AFP: Israel "does not intend to bomb" Iran, Israeli Foreign Minister Avigdor Lieberman said on Wednesday, after repeated warnings from the Jewish state that Tehran is courting danger over its nuclear drive.
By Olga Nedbayeva
MOSCOW (AFP) — Israel "does not intend to bomb" Iran, Israeli Foreign Minister Avigdor Lieberman said on Wednesday, after repeated warnings from the Jewish state that Tehran is courting danger over its nuclear drive.
"We are not intending to bomb Iran," Lieberman told reporters in Moscow. "It is not a problem for Israel, it is a problem for the Middle East."
"No one is going to get their problems solved through our hands.
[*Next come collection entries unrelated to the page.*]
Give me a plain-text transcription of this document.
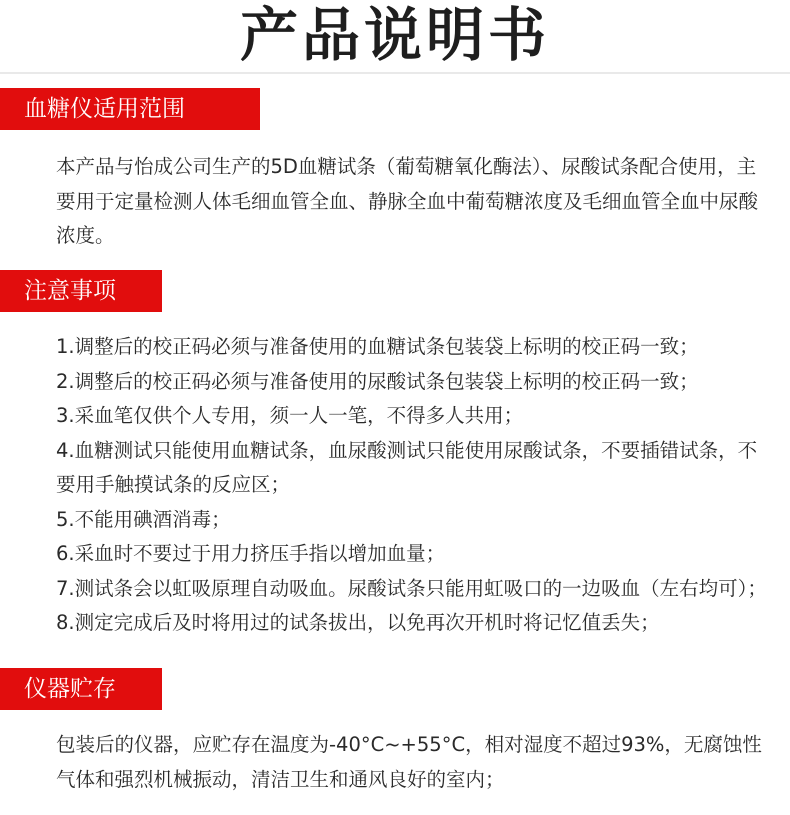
产品说明书
血糖仪适用范围

本产品与怡成公司生产的5D血糖试条（葡萄糖氧化酶法）、尿酸试条配合使用，主要用于定量检测人体毛细血管全血、静脉全血中葡萄糖浓度及毛细血管全血中尿酸浓度。

注意事项
1.调整后的校正码必须与准备使用的血糖试条包装袋上标明的校正码一致；
2.调整后的校正码必须与准备使用的尿酸试条包装袋上标明的校正码一致；
3.采血笔仅供个人专用，须一人一笔，不得多人共用；
4.血糖测试只能使用血糖试条，血尿酸测试只能使用尿酸试条，不要插错试条，不要用手触摸试条的反应区；
5.不能用碘酒消毒；
6.采血时不要过于用力挤压手指以增加血量；
7.测试条会以虹吸原理自动吸血。尿酸试条只能用虹吸口的一边吸血（左右均可）；
8.测定完成后及时将用过的试条拔出，以免再次开机时将记忆值丢失；
仪器贮存

包装后的仪器，应贮存在温度为-40°C~+55°C，相对湿度不超过93%，无腐蚀性气体和强烈机械振动，清洁卫生和通风良好的室内；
We do not have claims on Iranian territory, we do not have a common border with Iran," he added.
Israeli officials in the past few years have refused to rule out the option of a military strike on Iran, which Israel accuses of seeking to develop a nuclear weapon. Tehran denies the charges.
"Iran's entry to the nuclear club will provoke an arms race in the Middle East and this will be a challenge for the international community," Lieberman added.
Israel has repeatedly sounded the alarm over the Iranian nuclear drive, particularly after President Mahmoud Ahmadinejad called for the Jewish state to be "wiped from the map" and cast doubt on the Holocaust.
Some commentators have predicted that new right-wing Israeli Prime Minister Benjamin Netanyahu would take an even harder line on Iran than the previous government and resort to military action.
Netanyahu said on a visit to Washington last month that Israel reserved its right to self-defence against Iran.
But Deputy Foreign Minister Danny Ayalon said last month he could "not imagine" Israel would strike Iranian nuclear facilities without advance approval from the United States.
Israeli radio also reported in May that CIA chief Leon Panetta had held secret talks in Israel with top officials who assured him the Jewish state would not launch a surprise strike on Iran.
President Barack Obama's decision to engage Tehran in direct talks in an effort to end the nuclear standoff have raised concern in Israel which called for the negotiations to be limited in time and accompanied by tough sanctions.
Rounding off a two-day visit to Moscow, Lieberman also bluntly warned Russia not to consider inviting Palestinian militant group Hamas and Lebanese Shiite miltants Hezbollah to a mooted peace conference.
Russia, a member of the international quartet for the Middle East, hopes to hold a major conference this year bringing all the top players together for a peace parley in what would be a major boost for its own diplomatic kudos.
"We will not participate in any conference — neither in Washington nor in Moscow — that has the participation of Hamas and Hezbollah," Lieberman told reporters.
Russia, which has traditionally had strong ties with the Arab world, maintains contacts with Hamas, which Israel regards as a terrorist organisation.
Lieberman said that Israel thought the Moscow conference was a positive idea but "the objectives and list of participants need to be defined, as well as the result it wants to reach".